The Internal Revenue Service has overstepped its legal boundaries and expertise to assault the free speech rights of nonprofit advocacy groups, but the public can put the IRS in its place by commenting in the next few days, campaign finance experts and journalists assembled at The Heritage Foundation said.
The IRS’s proposed rule changes to reclassify town hall meetings, legislative scorecards and other regular activities of such groups as “political,” the panel agreed, threaten the groups’ tax-exempt status and thus their existence.
“This is a scandal as bad as they get,” panelist Kimberley Strassel of The Wall Street Journalsaid of IRS actions at one point. “This is an agency that has abused its power grievously against the American people.”
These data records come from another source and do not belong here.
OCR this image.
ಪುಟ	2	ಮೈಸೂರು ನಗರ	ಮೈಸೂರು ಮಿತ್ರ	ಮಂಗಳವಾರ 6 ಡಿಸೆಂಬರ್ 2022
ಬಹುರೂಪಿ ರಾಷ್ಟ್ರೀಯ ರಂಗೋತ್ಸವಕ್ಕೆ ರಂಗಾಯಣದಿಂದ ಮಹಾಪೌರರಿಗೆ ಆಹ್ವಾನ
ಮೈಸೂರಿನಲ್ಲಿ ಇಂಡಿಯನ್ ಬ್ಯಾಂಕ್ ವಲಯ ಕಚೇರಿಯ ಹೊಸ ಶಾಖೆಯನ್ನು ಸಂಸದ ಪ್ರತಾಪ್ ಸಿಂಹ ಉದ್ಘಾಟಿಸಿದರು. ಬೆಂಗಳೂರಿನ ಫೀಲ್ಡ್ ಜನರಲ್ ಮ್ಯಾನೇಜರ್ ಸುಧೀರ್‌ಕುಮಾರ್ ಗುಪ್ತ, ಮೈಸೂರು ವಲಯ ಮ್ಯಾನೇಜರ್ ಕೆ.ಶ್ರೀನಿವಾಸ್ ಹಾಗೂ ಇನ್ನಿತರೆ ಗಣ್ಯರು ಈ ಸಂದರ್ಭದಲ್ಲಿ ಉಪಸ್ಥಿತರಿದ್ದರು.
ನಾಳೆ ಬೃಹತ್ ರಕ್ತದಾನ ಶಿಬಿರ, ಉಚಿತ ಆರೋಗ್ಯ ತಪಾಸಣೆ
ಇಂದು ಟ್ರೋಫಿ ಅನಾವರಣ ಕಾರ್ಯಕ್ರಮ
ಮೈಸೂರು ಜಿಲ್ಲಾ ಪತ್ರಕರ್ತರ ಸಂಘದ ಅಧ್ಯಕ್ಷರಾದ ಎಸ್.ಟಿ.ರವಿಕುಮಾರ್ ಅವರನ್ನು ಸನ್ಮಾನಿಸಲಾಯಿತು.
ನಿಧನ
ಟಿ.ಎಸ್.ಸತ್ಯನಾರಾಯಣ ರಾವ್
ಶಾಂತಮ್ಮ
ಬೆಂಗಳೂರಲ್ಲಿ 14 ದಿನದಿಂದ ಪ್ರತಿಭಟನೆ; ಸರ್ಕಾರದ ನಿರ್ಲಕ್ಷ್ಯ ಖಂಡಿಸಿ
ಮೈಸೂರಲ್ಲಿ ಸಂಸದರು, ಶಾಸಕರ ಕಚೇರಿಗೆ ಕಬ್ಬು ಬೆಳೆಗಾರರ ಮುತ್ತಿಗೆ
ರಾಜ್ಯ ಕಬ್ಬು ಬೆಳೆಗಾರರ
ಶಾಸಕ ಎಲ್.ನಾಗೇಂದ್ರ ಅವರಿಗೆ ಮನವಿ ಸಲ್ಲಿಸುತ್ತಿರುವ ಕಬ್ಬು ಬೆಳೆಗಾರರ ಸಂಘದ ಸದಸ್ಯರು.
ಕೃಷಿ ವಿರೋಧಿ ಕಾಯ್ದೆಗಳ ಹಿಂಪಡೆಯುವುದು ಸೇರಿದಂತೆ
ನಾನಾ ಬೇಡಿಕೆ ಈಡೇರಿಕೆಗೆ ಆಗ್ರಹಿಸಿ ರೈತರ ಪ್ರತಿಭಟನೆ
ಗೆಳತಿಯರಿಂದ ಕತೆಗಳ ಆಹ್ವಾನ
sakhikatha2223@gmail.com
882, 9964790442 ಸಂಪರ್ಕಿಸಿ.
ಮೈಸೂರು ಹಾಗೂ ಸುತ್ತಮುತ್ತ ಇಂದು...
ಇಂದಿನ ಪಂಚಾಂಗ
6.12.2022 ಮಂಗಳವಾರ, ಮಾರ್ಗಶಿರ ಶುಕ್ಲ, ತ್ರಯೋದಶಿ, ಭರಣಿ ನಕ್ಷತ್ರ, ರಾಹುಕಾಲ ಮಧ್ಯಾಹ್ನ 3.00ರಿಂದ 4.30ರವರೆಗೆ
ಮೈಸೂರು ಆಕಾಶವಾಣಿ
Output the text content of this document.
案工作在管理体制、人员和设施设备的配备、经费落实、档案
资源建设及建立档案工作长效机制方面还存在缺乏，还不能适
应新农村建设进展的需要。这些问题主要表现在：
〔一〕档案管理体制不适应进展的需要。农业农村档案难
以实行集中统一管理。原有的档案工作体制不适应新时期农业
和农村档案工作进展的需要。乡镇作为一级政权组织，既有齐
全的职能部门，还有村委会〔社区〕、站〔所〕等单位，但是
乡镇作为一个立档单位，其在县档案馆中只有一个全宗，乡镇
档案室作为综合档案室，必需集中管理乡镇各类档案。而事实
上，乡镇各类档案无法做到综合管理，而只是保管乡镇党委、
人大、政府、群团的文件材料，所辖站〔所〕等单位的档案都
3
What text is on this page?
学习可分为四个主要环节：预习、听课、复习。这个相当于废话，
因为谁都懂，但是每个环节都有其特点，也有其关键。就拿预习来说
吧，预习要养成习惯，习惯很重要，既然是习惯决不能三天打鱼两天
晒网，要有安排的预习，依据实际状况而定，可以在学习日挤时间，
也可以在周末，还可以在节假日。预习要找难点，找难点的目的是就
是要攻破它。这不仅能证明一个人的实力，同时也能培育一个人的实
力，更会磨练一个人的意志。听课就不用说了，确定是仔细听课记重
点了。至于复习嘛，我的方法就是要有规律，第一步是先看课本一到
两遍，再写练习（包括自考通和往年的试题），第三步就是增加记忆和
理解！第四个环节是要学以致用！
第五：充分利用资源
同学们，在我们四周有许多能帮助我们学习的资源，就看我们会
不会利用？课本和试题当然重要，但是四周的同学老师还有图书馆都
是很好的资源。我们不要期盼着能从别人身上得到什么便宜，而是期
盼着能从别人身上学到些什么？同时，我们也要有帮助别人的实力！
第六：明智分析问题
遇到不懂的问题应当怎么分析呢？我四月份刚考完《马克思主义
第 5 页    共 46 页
Speaking at the February 21 event, dubbed “Taxing the First Amendment,” were Cleta Mitchell, a lawyer representing conservative groups targeted by the IRS in a scandal that erupted last spring; Bradley A. Smith, former chairman of the Federal Election Commission and a law professor who heads the Center for Competitive Politics in Alexandria, Va.; and two journalists who have covered the unfolding IRS story – Eliana Johnson, media editor for National Review, and Strassel, a Washington-based columnist and editorial writer for The Journal.
Mitchell said the secretly developed rule changes would stifle the free speech of organizations across the political spectrum, from the Sierra Club on the left to the National Rifle Association on the right. Johnson noted, however, that “Republicans have more to lose” because 20 of the 28 advocacy groups that recently spent more than $1 million lean to the right.